WHEN I TOLD MY MOTHER the emperor had trusted me with a commission, she fell to her knees and kissed my hem, swearing she would pray each day in the Church of the Holy Wisdom for my success. I fled to my chamber and prepared to leave. I saw no reason to wait. Rather, I was eager to have the thing done. Rattled from my meeting with Heraclius, I seemed unable to loose the tangle of thoughts that had taken possession of me since our stroll in the Golden Meadow. There was insult: this was an executioner’s task, the kind you hire a wretch from the streets to accomplish. And there was fear: where would I begin, how would I bring myself to castrate a man? But twisted among these, growing like a summer vine, was pride. At last I could do something worthy, at last I could, in my way, serve the empire like my father. I sailed that very night, using the emperor’s gold to buy passage on a Cretan trader, and all during the voyage I stayed in my cabin and practiced. I wrestled with a sack of grain, cut at slabs of meat with the knife. As the ship rocked and the sack lurched, I trained myself to pin it with my lame hand.

My regimen was not perfect, but by the time I landed at Caesarea I felt I had become, if not expert, adequate to the emperor’s task. I purchased three donkeys and spent the day loading them with provisions, then joined a caravan for Jerusalem. Once we reached the city, still in ruins from the Persian occupation, I stopped only to take a meal. Let it be finished, I thought, and that night I hired a guide and set out for the desert.

I ARRIVED AT THE Monastery of the Five Holy Martyrs at noon the next day. The monastery, a collection of paths and caves and small stone buildings, lay scattered along the side of a dry ravine, and as soon as I rounded the last bend, a monk came running down from its tower. He intercepted me and introduced himself as Brother Sergios. He was young, just out of boyhood — his blond eyes and smooth skin would have caused a stir in the baths — and it was his task, he told me, to aid visitors.

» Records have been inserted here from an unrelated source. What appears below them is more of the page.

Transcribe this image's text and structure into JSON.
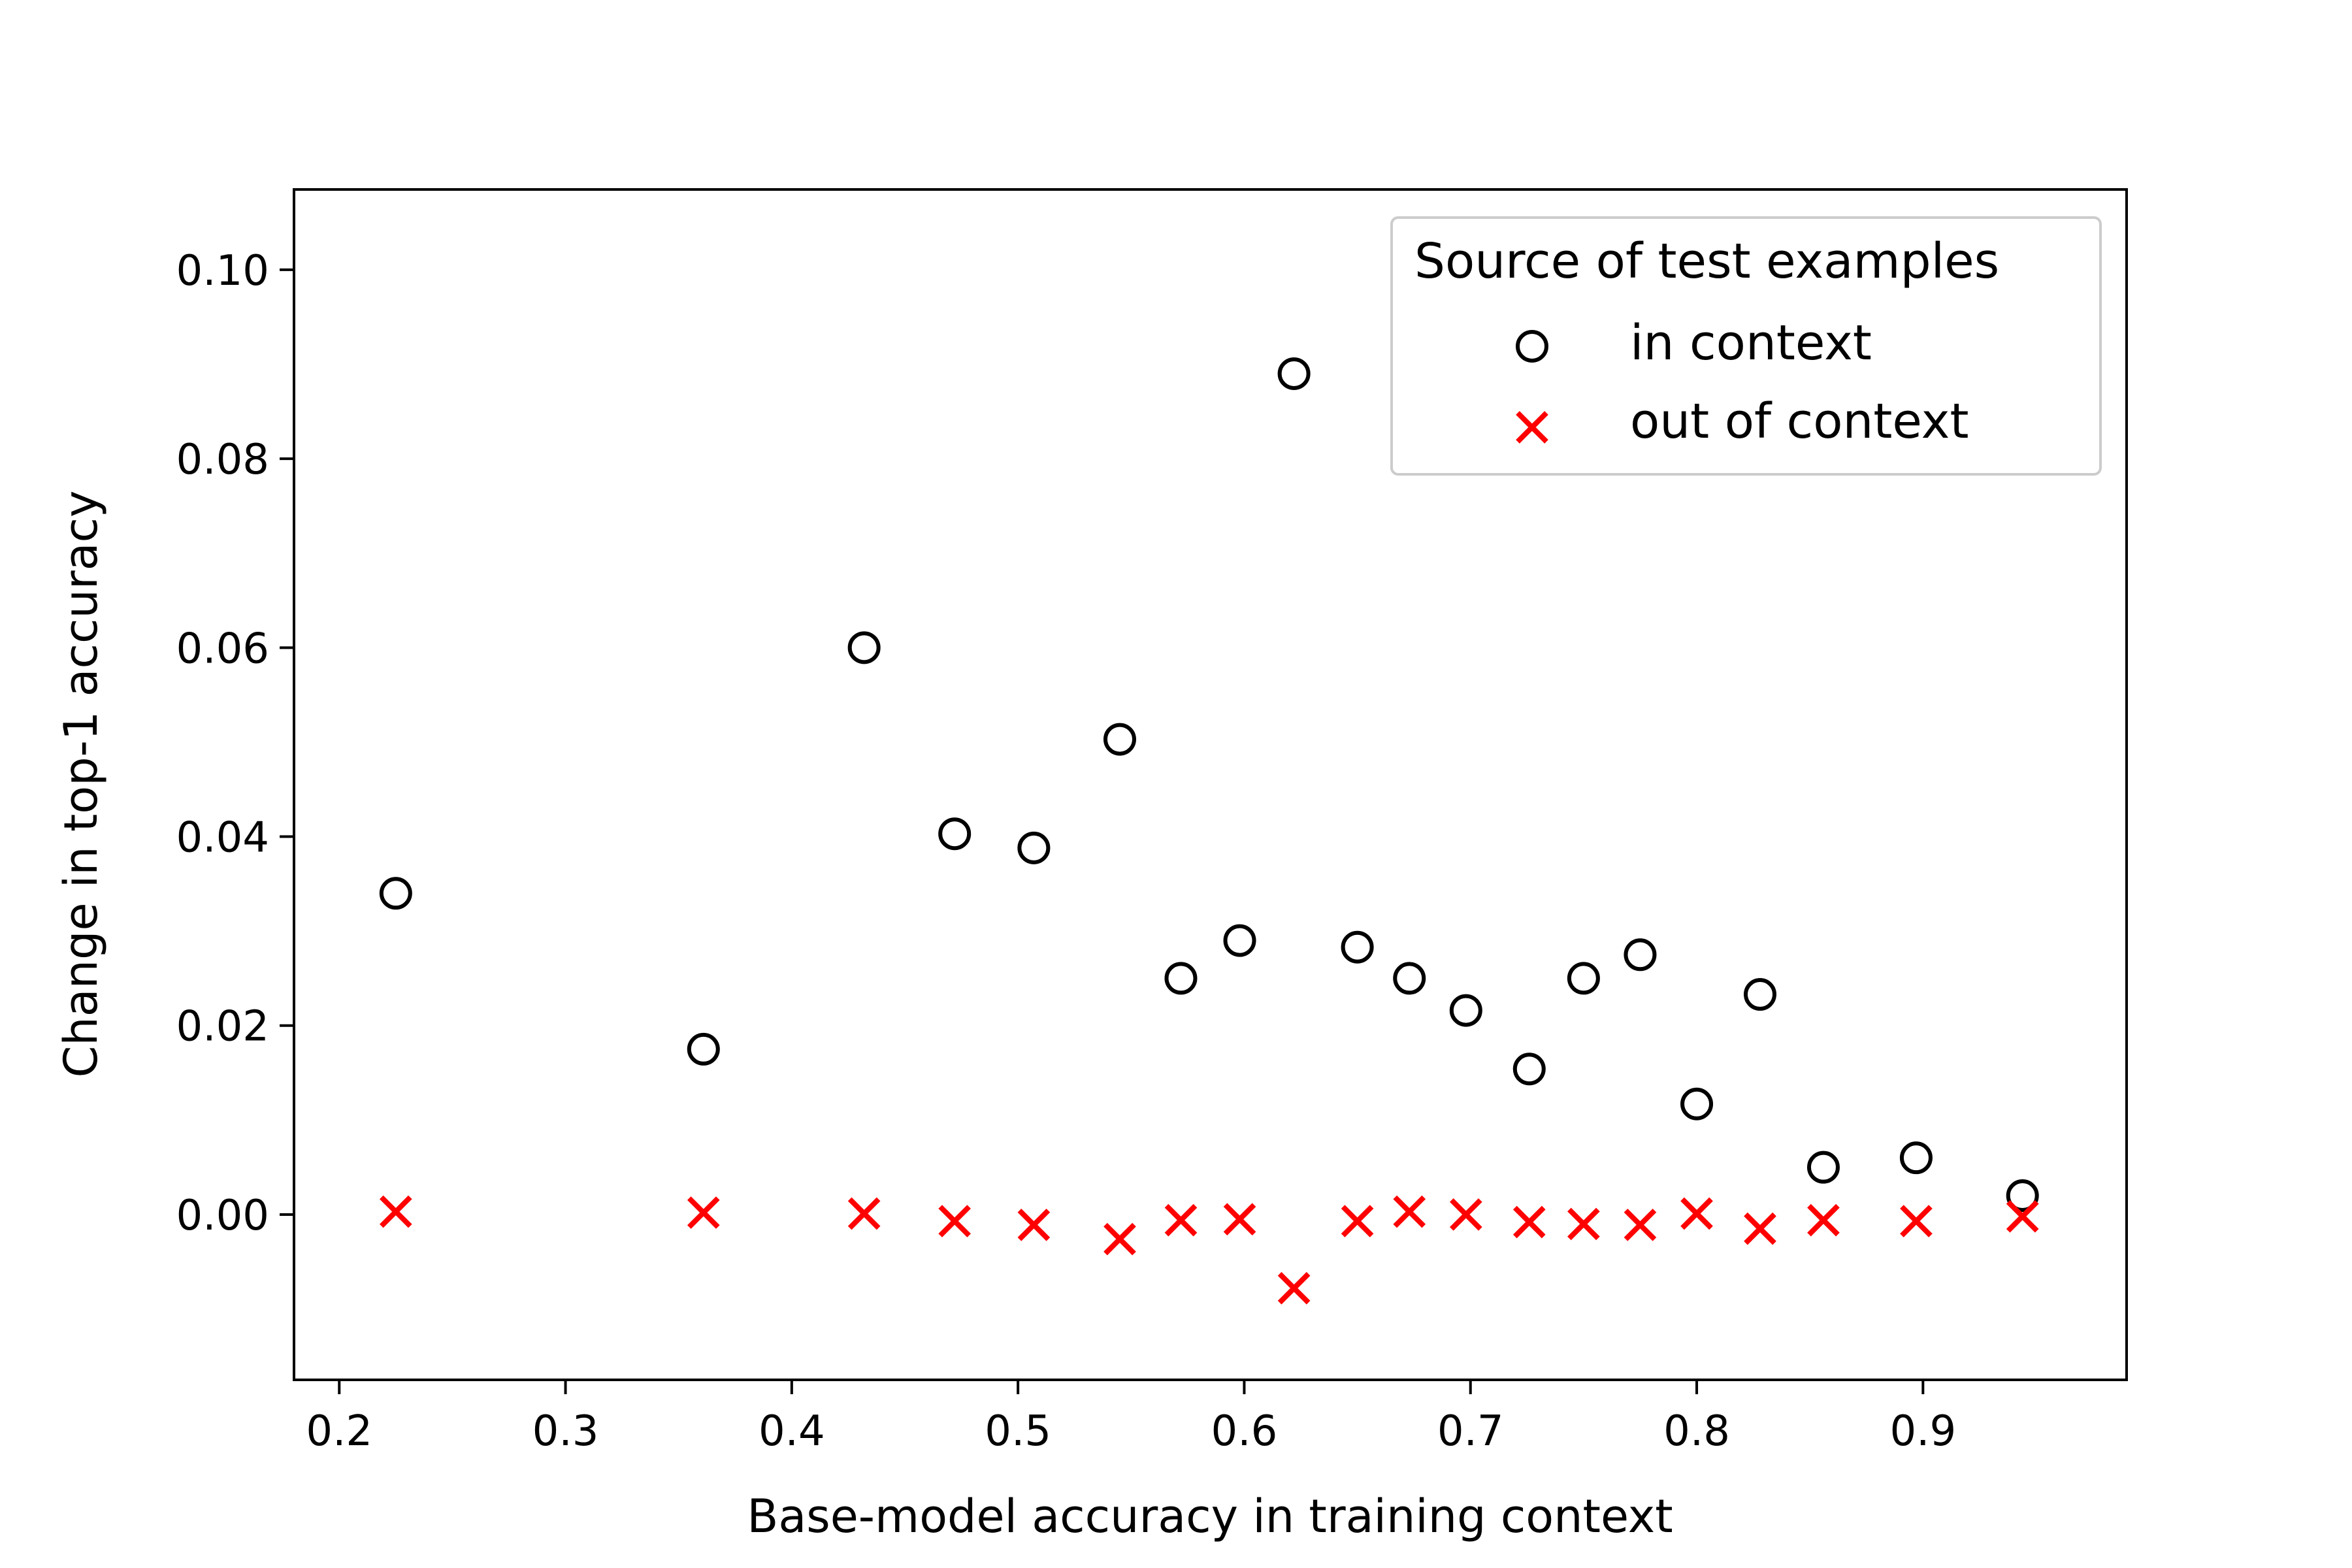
{
  "chart_data": {
    "type": "scatter",
    "title": "",
    "xlabel": "Base-model accuracy in training context",
    "ylabel": "Change in top-1 accuracy",
    "xlim": [
      0.18,
      0.99
    ],
    "ylim": [
      -0.0175,
      0.1085
    ],
    "xticks": [
      "0.2",
      "0.3",
      "0.4",
      "0.5",
      "0.6",
      "0.7",
      "0.8",
      "0.9"
    ],
    "yticks": [
      "0.00",
      "0.02",
      "0.04",
      "0.06",
      "0.08",
      "0.10"
    ],
    "grid": false,
    "legend": {
      "title": "Source of test examples",
      "position": "top-right",
      "entries": [
        "in context",
        "out of context"
      ]
    },
    "series": [
      {
        "name": "in context",
        "marker": "open-circle",
        "color": "#000000",
        "x": [
          0.225,
          0.361,
          0.432,
          0.472,
          0.507,
          0.545,
          0.572,
          0.598,
          0.622,
          0.65,
          0.673,
          0.698,
          0.726,
          0.75,
          0.775,
          0.8,
          0.828,
          0.856,
          0.897,
          0.944
        ],
        "y": [
          0.034,
          0.0175,
          0.06,
          0.0403,
          0.0388,
          0.0503,
          0.025,
          0.029,
          0.089,
          0.0283,
          0.025,
          0.0216,
          0.0154,
          0.025,
          0.0275,
          0.0117,
          0.0233,
          0.005,
          0.006,
          0.002
        ]
      },
      {
        "name": "out of context",
        "marker": "x",
        "color": "#ff0000",
        "x": [
          0.225,
          0.361,
          0.432,
          0.472,
          0.507,
          0.545,
          0.572,
          0.598,
          0.622,
          0.65,
          0.673,
          0.698,
          0.726,
          0.75,
          0.775,
          0.8,
          0.828,
          0.856,
          0.897,
          0.944
        ],
        "y": [
          0.0003,
          0.0002,
          0.0001,
          -0.0007,
          -0.0011,
          -0.0026,
          -0.0006,
          -0.0005,
          -0.0078,
          -0.0007,
          0.0003,
          0.0,
          -0.0008,
          -0.001,
          -0.0011,
          0.0001,
          -0.0015,
          -0.0006,
          -0.0007,
          -0.0002
        ]
      }
    ]
  }
}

“Where do you come from?” he asked, turning around and walking backward to face me. He had taken the donkeys in hand and was leading me toward the guesthouse, which stood, beneath the rest of the monastery, on a ledge overlooking the ravine’s dry bottom.

“Constantinople,” I answered.

“The capital,” he said, releasing the two words with a wondered hush. “We don’t get many visitors from the capital. The higoumen says it is a pit of devils.”

“That may well be so,” I said. Brother Sergios laughed, then tied up the donkeys and showed me into the guesthouse. I had to stifle my revulsion. The guesthouse was a long, low edifice of stone and mud. In its one large room men slept like hogs, one against the other, while others talked as they ate a sorrowful-looking gruel and played a game with stone pegs. Brother Sergios told me they were a party of farmers, come to pray for their crops, and that the others included a rug merchant and his daughter from Jericho — come to be near Theodosios — and two water sellers from Bethel, who were waiting for one of the monks, a Brother Alexander, to settle a dispute between them.